There are certain activities that can help prevent the worst-case scenario, before, during and after a business interruption. Before the event, and as a day-today rule, ensure you have a sufficiently long indemnity period – companies with a 12-month period, invariably find this is too short. If you need to keep the premium down, discuss increasing the excess on the policy, and remember that insurance premiums qualify for Corporation Tax relief. Also ensure that up-to-date management accounts records, evidence explaining good/bad months and details of contracts you expect to win are kept. And be ready to provide evidence of the size and likelihood of winning bids in progress.
A company’s greatest chance to strengthen its case, and shorten the legal action, comes in the first 24 hours following the incident – in fact these hours are critical to your claim, so treat the site as you would a crime scene, and freeze the scene as long as possible in order to gather data and get as many photographs and witnesses recorded as possible. Doing so then will give you the best chance of surviving and avoiding a Buncefield situation. It also helps to bring in a specialist loss assessor to liaise with the insurance company. They can often get big issues, such as setting up new premises, sorting out issues with the insurer quickly and will prepare and negotiate claims with insurers and loss adjusters.
Finally, after the event, continue to monitor your marketplace, as well as who won the contracts that you have lost as a result of the interruption. Tallying this information against the successes of those companies will help build your case. And remember, never write a ‘quick win’ into your cash flow – it can take several years to get everything you are owed, even when you have a strong case.

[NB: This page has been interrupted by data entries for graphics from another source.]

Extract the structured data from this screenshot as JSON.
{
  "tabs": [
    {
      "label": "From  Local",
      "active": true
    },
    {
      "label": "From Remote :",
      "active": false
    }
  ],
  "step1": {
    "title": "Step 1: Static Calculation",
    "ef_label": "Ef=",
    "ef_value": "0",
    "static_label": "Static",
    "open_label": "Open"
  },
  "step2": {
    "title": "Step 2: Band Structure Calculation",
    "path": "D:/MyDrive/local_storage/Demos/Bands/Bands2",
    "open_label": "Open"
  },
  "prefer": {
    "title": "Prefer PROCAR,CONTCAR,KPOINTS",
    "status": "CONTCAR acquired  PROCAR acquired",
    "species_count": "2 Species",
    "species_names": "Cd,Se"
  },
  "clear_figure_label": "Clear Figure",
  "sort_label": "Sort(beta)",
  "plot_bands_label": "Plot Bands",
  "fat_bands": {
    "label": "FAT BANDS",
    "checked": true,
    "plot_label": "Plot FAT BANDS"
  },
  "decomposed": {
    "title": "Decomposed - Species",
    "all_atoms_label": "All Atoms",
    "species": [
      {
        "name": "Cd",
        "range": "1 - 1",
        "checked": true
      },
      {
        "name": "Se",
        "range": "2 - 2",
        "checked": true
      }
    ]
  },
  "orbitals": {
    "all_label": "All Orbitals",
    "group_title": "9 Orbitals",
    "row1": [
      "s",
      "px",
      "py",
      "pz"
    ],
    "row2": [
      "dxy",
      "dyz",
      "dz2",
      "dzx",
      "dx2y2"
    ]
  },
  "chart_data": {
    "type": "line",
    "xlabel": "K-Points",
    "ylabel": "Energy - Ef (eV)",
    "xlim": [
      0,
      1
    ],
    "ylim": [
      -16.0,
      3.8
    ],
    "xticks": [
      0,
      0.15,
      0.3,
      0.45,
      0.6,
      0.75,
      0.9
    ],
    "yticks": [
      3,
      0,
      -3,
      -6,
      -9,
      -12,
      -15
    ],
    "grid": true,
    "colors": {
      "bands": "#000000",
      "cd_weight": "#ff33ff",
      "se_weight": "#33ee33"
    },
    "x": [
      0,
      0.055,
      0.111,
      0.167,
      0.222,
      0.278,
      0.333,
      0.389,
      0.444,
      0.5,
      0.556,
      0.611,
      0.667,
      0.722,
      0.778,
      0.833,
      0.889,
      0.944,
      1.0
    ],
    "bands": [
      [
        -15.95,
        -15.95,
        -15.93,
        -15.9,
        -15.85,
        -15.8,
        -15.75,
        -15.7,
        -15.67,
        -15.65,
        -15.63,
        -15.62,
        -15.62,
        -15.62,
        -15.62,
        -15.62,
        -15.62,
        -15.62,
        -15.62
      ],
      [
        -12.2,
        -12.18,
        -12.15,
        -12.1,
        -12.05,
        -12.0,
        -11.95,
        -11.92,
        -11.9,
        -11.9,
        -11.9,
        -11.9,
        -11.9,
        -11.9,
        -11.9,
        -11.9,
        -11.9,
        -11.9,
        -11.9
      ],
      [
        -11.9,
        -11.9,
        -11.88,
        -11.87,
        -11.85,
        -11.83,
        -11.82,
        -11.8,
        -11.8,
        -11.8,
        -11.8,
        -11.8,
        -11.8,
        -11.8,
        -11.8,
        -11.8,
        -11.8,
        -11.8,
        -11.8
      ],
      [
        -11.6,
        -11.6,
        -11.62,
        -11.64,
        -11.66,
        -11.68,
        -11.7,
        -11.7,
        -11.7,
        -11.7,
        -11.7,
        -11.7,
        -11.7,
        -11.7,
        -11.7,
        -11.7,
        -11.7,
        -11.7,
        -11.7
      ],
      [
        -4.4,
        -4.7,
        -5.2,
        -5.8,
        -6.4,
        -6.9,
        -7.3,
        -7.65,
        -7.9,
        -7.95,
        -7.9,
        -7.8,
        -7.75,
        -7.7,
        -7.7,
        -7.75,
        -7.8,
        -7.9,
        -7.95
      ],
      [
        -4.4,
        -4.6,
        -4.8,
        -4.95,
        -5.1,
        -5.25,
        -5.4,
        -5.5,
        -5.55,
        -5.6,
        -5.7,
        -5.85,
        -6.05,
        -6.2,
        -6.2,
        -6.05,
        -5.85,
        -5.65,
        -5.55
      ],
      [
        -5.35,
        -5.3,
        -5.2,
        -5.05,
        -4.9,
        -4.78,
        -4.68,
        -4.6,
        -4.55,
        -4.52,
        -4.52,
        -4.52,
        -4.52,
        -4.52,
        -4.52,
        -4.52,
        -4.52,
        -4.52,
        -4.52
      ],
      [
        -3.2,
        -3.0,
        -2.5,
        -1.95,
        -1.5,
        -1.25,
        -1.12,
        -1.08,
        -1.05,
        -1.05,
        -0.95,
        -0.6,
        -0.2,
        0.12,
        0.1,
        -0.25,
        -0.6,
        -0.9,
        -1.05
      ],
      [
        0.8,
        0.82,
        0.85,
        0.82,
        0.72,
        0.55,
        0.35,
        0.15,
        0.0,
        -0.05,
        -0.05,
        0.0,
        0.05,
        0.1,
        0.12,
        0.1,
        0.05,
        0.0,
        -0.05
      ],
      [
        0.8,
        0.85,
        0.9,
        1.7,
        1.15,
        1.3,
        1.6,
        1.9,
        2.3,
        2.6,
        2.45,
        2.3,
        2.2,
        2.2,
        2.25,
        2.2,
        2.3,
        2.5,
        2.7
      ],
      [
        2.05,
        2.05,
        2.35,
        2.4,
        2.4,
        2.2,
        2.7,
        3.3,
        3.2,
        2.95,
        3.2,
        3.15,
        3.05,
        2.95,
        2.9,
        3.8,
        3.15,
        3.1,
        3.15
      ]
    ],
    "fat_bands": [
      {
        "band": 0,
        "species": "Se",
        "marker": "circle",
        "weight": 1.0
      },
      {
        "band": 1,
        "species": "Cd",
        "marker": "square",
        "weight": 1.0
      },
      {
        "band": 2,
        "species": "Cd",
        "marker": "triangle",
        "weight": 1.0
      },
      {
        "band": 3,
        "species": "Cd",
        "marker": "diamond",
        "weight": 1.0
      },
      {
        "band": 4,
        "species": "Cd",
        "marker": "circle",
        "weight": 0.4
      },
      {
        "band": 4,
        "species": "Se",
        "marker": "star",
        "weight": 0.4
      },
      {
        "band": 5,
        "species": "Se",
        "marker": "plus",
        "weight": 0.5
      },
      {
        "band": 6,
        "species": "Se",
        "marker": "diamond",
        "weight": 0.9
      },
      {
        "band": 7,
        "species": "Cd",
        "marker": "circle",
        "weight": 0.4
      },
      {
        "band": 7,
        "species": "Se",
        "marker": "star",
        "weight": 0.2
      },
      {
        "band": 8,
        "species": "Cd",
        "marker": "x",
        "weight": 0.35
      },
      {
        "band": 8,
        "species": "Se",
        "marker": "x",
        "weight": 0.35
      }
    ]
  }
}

When shock interruptions to business happen, companies suddenly need to learn the strange realities of compensation, or else their future trading, as well as their present, can be damaged irreparably. If businesses only ensure they are well protected before, well-informed during and ready to act after such incidents happen, they will be able to survive and succeed practically anything.
Jeffrey Nedas is a Forensic Accountant at Jeffrey Neads & Co, and Stewart Dymant is a Loss Assessor for Harris Balcombe LLP.